King Saul reminded David that he was just a boy, “a youth,” who would not be able to go up against such a man as Goliath, yet David had it in his heart that he could not only fight Goliath, but he could also beat him.
He explained to Saul that he fought a bear and a lion and defeated them when they tried to attack his flock. In fact, he says that he grabbed the lion by the beard and then killed him. He further elucidated that “this uncircumcised Philistine shall be as one of them, seeing he hath defied the armies of the living God…The Lord that delivered me out of the paw of the lion, and out of the paw of the bear, He will deliver me out of the hand of this Philistine. And Saul said unto David, Go, and the Lord be with thee.”
This suggests that David wanted to fight Goliath as he had fought the bear and the lion to protect his flock, which may symbolize how fighting the giant was to protect God’s flock, His children of Israel.
So Saul dressed David in the traditional armor and handed him the weapons used in battle, but David told Saul that he couldn’t fight like the Philistine Goliath but rather the way he knew. So David disrobed the armor, left the weapons behind, and chose five smooth stones out of a nearby brook along with his sling shot as weapons.
Before he approached Goliath, he said out loud, “46 This day will the Lord deliver thee into mine hand; and I will smite thee, and take thine head from thee; and I will give the carcasses of the host of the Philistines this day unto the fowls of the air, and to the wild beasts of the earth; that all the earth may know that there is a God in Israel. 47 And all this assembly shall know that the Lord saveth not with sword and spear: for the battle is the Lord’s, and he will give you into our hands.”
David took one stone, placed it in his sling shot, and fired it off, hitting Goliath right on his forehead thereby knocking him unconscious. David then ran to the giant, slayed him with a sword, then cut off Goliath’s head.
The rest of the Philistines ran off. The victory belonged to the Israelites.
Physical stature can be intimidating and threatening and impose mental restrictions that inhibit a successful outcome. However, mental strength can overtake and subdue giant challenges.
In the book of Samuel 16:7, God speaks to his servant and prophet Samuel by saying, “But the LORD said to Samuel, ‘Do not look on his appearance or on the height of his stature, because I have rejected him. For the LORD sees not as man sees: man looks on the outward appearance, but the LORD looks on the heart’” (ESV).
Matthew Henry, a nonconformist minister, added a commentary that sums it all up regarding the story of David and Goliath, “We can tell how men look, but God can tell what they are.”
David and Goliath are not the first nor the last symbols of how the underdog, to the material sense, demonstrates victory. The heart of person can open the way to triumph even in a seemingly hopeless situation.

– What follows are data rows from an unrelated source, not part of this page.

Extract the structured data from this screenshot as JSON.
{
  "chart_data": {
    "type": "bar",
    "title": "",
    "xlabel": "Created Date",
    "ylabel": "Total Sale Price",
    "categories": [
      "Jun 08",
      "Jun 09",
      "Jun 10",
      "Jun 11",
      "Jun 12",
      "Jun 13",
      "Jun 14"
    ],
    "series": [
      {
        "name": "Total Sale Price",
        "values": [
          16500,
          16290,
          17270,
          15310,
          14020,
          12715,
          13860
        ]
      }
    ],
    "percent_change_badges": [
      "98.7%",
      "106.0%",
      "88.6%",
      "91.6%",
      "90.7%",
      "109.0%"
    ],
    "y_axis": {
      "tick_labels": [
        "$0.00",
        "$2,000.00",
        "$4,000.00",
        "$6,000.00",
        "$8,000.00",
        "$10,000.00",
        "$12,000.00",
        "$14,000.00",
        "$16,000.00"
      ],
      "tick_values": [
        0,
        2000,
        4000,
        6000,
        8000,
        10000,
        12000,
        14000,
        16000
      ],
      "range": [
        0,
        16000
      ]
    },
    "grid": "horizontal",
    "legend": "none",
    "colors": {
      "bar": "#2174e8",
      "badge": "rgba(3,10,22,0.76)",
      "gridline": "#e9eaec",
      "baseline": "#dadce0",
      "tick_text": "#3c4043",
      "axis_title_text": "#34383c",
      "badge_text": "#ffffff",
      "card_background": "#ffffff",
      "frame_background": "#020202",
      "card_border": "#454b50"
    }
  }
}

David had great faith in the God of Abraham that propelled him to forge ahead without doubt, without fear, and without fail. David demonstrated the strength of integrity, confidence, and honor that won him the victory over evil threats.
As we fight our battles against the Goliath challenges that try and stand in our way of peace, love, and freedom, let us recall how the mental strength of a boy defeated the physical strength of a giant man and move ahead as we claim our victories in God.